HRD-positive tumors also tend to respond better to platinum-based chemotherapy. Response rates in clinical studies reached 69% for BRCA-mutated tumors and 39% for tumors without BRCA mutations but with high genomic instability, compared to just 11% for tumors with low genomic instability. This information can help shape the overall treatment strategy from the start.

Who Gets Tested

HRD testing is most established in high-grade serous ovarian cancer, the most common and aggressive subtype. European Society for Medical Oncology guidelines recommend that all patients with this diagnosis undergo both BRCA mutation testing and broader HRD testing when considering first-line maintenance therapy. The goal is threefold: identify patients with BRCA mutations who are strong candidates for PARP inhibitors, determine the expected magnitude of benefit for those without BRCA mutations, and flag the subgroup least likely to respond.

Testing for BRCA mutations specifically is recommended for all patients diagnosed with high-grade serous ovarian cancer regardless of age or family history. Research is also exploring HRD testing in triple-negative breast cancer, where the distribution of genomic instability scores in BRCA-deficient tumors looks similar to ovarian cancer, and in prostate and pancreatic cancers.

How Testing Works in Practice

HRD testing requires a tumor tissue sample, typically obtained from a biopsy or surgical specimen. The tissue is sent to a specialized laboratory where DNA is extracted and analyzed using next-generation sequencing. The lab evaluates both the mutational status of key genes and the three genomic scarring markers that make up the instability score.

Turnaround time is generally around 28 days for routine somatic cancer testing, though this can vary by laboratory. Some centers run BRCA testing and genomic instability scoring simultaneously, while others may test in stages, starting with BRCA and proceeding to the full HRD panel if BRCA results are negative.

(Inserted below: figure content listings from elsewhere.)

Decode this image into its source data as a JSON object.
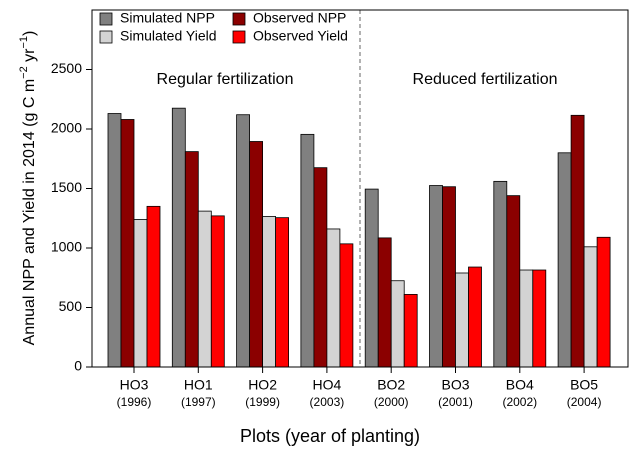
{
  "chart_data": {
    "type": "bar",
    "categories": [
      "HO3",
      "HO1",
      "HO2",
      "HO4",
      "BO2",
      "BO3",
      "BO4",
      "BO5"
    ],
    "years": [
      "(1996)",
      "(1997)",
      "(1999)",
      "(2003)",
      "(2000)",
      "(2001)",
      "(2002)",
      "(2004)"
    ],
    "series": [
      {
        "name": "Simulated NPP",
        "color": "#808080",
        "values": [
          2130,
          2175,
          2120,
          1955,
          1495,
          1525,
          1560,
          1800
        ]
      },
      {
        "name": "Observed NPP",
        "color": "#8b0000",
        "values": [
          2080,
          1810,
          1895,
          1675,
          1085,
          1515,
          1440,
          2115
        ]
      },
      {
        "name": "Simulated Yield",
        "color": "#d3d3d3",
        "values": [
          1240,
          1310,
          1265,
          1160,
          725,
          790,
          815,
          1010
        ]
      },
      {
        "name": "Observed Yield",
        "color": "#ff0000",
        "values": [
          1350,
          1270,
          1255,
          1035,
          610,
          840,
          815,
          1090
        ]
      }
    ],
    "ylim": [
      0,
      3000
    ],
    "yticks": [
      0,
      500,
      1000,
      1500,
      2000,
      2500
    ],
    "xlabel": "Plots (year of planting)",
    "ylabel": [
      "Annual NPP and Yield in 2014 (g C m",
      "−2",
      " yr",
      "−1",
      ")"
    ],
    "annotations": [
      "Regular fertilization",
      "Reduced fertilization"
    ],
    "legend": "top-left"
  }
}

Limitations of HRD Testing

One important limitation is that genomic scarring is permanent. The chromosomal damage patterns measured by HRD tests reflect the tumor’s history, not necessarily its current state. A tumor that was once HRD-positive can sometimes restore its repair ability through additional mutations, a process called reversion. When that happens, the genomic scars remain even though the tumor has regained the ability to fix DNA breaks and may no longer respond to PARP inhibitors as expected.

The tests also have difficulty identifying a clear group of patients who receive no benefit at all from PARP inhibitors. As ESMO experts have noted, current HRD assays are useful for predicting the likely magnitude of benefit, but they don’t draw a clean line between responders and non-responders. This means a negative HRD result doesn’t automatically rule out targeted therapy; it signals that the expected benefit is smaller.

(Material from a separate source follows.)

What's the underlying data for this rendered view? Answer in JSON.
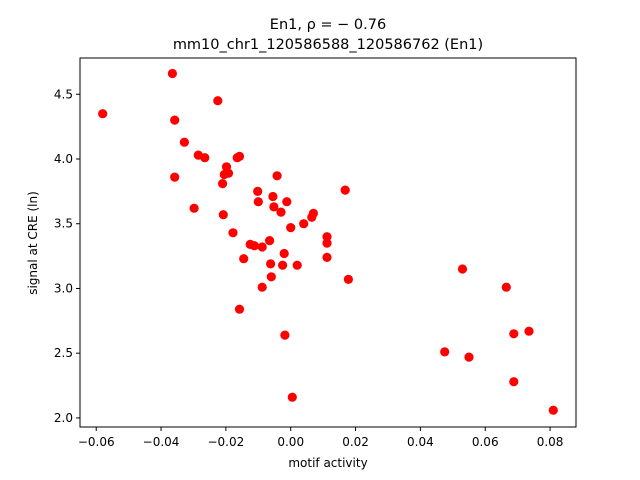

Different testing platforms can also produce different results for the same tumor. The methodologies are diverse, and there is no single universal standard beyond the FDA-approved companion diagnostic. This means the specific test used and the threshold applied can influence whether a tumor is classified as HRD-positive or negative.

What a Positive or Negative Result Means for You

A positive HRD result indicates your tumor has a defect in DNA repair that makes it more vulnerable to PARP inhibitors and platinum-based chemotherapy. This generally translates to a stronger expected response and longer progression-free survival with these treatments. If the positive result is driven by a BRCA mutation, the expected benefit is greatest. If it’s driven by a high genomic instability score without a BRCA mutation, the benefit is still clinically significant but somewhat smaller.

A negative result means the tumor doesn’t show evidence of homologous recombination deficiency by the measures available. Treatment decisions after a negative result depend on the specific cancer type, stage, and clinical context. In ovarian cancer, PARP inhibitors may still be considered in some scenarios, but the expected benefit is more modest, and your oncologist may weigh other maintenance strategies more heavily.